Studies also suggest that some cities are more bee-friendly than others. In 2005, Berkeley was home to 76 species. Toronto currently claims 360 species, over 90 percent of which are native. That’s due in part to natural diversity, but perhaps also to the widespread efforts to conserve Toronto’s native bees.
“The key part is not creating habitats, but actually telling people that you’re doing it,” says Scott MacIvor, who studies urban diversity at University of Toronto Scarborough in one of the larger wild bee labs in the world. Getting people involved is critical, he says. For his Ph.D. work, MacIvor got more than 200 local citizen scientists to monitor artificial bee habitats for years.
He even got the city council to help. In the past, whenever Toronto residents complained to the parks department about bees congregating, an exterminator would come to bury the nest of bees. MacIvor and his fellow bee advocates got that policy changed, and now the parks department sends a staff member to install a fence around the nest with a sign that explains the nest is part of an effort to conserve Toronto’s native bees.
Cities are also home to plenty of honey bees, though it’s unclear whether those swarms compete with wild bees in a harmful way. A 2004 study found that introducing honey bees caused nectar scarcity and decreased larval production in the native, wild bumblebees. But a multi-continent study from 2013 found no evidence that sharing flowers was harmful to either honey bees or wild bees. It’s difficult for researchers to know whether competition is really an issue given all the conflicting information. Either way, giving wild bees a leg up in cities can play a big role in conserving them.

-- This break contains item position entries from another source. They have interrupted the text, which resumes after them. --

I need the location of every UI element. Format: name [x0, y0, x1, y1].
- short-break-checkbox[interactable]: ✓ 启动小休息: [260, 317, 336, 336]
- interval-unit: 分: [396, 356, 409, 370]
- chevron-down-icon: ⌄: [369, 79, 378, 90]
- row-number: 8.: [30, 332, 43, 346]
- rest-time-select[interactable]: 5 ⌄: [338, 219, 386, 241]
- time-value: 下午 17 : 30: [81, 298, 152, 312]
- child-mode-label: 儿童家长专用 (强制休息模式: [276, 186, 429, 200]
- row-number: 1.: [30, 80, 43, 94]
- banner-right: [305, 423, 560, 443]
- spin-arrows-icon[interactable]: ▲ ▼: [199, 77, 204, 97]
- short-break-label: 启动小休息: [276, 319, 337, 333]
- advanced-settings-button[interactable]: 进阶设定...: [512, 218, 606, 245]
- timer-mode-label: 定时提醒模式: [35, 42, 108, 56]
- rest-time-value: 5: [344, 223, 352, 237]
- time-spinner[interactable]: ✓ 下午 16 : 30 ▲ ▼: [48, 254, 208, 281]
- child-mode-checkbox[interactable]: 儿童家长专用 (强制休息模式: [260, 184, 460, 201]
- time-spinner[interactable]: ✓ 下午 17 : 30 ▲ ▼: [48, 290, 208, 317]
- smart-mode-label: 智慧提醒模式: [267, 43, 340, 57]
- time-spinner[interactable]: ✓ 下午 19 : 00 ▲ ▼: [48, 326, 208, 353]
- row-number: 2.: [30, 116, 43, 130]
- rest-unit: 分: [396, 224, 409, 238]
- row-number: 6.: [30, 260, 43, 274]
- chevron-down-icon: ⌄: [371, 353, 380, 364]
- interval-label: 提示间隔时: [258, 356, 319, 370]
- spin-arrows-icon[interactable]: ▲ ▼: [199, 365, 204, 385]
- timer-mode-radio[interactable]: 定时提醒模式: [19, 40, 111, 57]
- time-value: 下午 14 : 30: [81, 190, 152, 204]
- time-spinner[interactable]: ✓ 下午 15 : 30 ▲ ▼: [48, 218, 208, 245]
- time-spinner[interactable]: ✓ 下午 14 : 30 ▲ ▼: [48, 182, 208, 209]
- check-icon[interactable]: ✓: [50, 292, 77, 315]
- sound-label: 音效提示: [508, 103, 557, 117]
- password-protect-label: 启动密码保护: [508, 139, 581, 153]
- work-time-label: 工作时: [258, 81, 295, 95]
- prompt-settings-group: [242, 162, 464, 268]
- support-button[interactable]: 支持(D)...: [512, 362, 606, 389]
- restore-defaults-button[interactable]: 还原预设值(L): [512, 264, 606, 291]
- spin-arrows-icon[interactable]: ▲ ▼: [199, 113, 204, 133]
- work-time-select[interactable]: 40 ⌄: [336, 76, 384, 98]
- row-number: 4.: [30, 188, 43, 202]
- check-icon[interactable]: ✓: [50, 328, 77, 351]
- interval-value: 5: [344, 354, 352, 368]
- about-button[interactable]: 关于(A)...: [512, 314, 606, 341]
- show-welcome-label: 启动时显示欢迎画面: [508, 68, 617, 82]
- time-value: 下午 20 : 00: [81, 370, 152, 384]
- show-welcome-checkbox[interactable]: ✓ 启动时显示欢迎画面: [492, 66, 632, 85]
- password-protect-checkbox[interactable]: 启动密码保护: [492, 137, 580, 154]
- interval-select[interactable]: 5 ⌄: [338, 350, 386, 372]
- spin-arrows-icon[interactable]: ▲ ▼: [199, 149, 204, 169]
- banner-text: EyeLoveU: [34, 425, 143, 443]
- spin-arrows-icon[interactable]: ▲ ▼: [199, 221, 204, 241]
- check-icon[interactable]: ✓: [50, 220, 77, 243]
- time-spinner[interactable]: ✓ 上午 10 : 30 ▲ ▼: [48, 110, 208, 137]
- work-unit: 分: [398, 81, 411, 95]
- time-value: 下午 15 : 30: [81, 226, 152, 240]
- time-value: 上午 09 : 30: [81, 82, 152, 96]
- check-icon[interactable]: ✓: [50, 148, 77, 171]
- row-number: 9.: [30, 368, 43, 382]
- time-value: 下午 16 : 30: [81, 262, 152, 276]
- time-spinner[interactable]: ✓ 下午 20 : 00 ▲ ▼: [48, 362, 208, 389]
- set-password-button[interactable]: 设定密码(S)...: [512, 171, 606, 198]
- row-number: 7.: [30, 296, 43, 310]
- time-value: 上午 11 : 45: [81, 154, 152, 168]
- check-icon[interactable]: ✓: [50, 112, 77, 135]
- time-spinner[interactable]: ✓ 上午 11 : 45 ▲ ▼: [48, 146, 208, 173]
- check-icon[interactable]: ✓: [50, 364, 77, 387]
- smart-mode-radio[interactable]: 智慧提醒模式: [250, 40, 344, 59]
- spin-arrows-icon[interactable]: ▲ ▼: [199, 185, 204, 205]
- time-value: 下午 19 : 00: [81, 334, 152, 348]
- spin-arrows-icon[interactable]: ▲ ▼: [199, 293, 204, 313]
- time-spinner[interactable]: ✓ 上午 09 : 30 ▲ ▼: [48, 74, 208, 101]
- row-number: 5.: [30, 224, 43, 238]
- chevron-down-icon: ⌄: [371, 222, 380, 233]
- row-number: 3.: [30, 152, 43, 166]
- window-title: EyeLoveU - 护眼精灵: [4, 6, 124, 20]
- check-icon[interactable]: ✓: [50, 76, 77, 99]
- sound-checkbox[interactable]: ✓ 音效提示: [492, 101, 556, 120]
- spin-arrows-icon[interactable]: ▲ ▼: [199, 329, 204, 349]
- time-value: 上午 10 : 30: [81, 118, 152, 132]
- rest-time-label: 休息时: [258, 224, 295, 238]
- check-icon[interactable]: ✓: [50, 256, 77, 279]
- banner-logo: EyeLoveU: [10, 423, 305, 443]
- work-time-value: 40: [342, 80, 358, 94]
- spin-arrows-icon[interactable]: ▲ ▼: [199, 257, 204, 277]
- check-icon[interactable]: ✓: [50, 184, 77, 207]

Planting flowers and leaving open soil are simple, effective ways to help bees, says Tim Leslie, who studies how human landscapes impact insect communities at Long Island University. It’s especially important to focus on having bee-friendly flowers in bloom from early spring through late fall. Continuous blooms ensure the bees have food all season long.
Pesticides can be an issue for some bees, but that problem may be confined to crop fields and suburbs. “Urban areas might be a refuge for bees,” says Leslie. His study of New York City found that urban areas had fewer pesticides than suburban places did, perhaps because city dwellers are wary of using too many chemicals so close to their living environments.
Wild bees need some help surviving in cities, but having 17,000 species worldwide gives them a helpful redundancy that the single species of honey bee doesn’t have. Where one species struggles, another may thrive, says MacIvor, and even over one season the diversity of native bees can change a lot.
“You can create huge densities of bees in urban environments,” says United States Geological Survey’s Droege, and while it may be nice to have them around, we shouldn’t mistake that for overall conservation. We may be able to conserve certain species in cities very well, but we need wild bee populations in the rest of the world as well. “Some birds like pigeons occur in their highest densities in urban environments, but we wouldn’t look at them and say that birds are doing fine.”
A flowering red bud tree, now past its prime, arching over repurposed railroad tracks may not be the ideal environment for bees. But the High Line’s Stubbs finds value in the nature that can survive here. “More and more people are going to be living in cities,” she says. “We need to rethink how nature’s going to look for us.”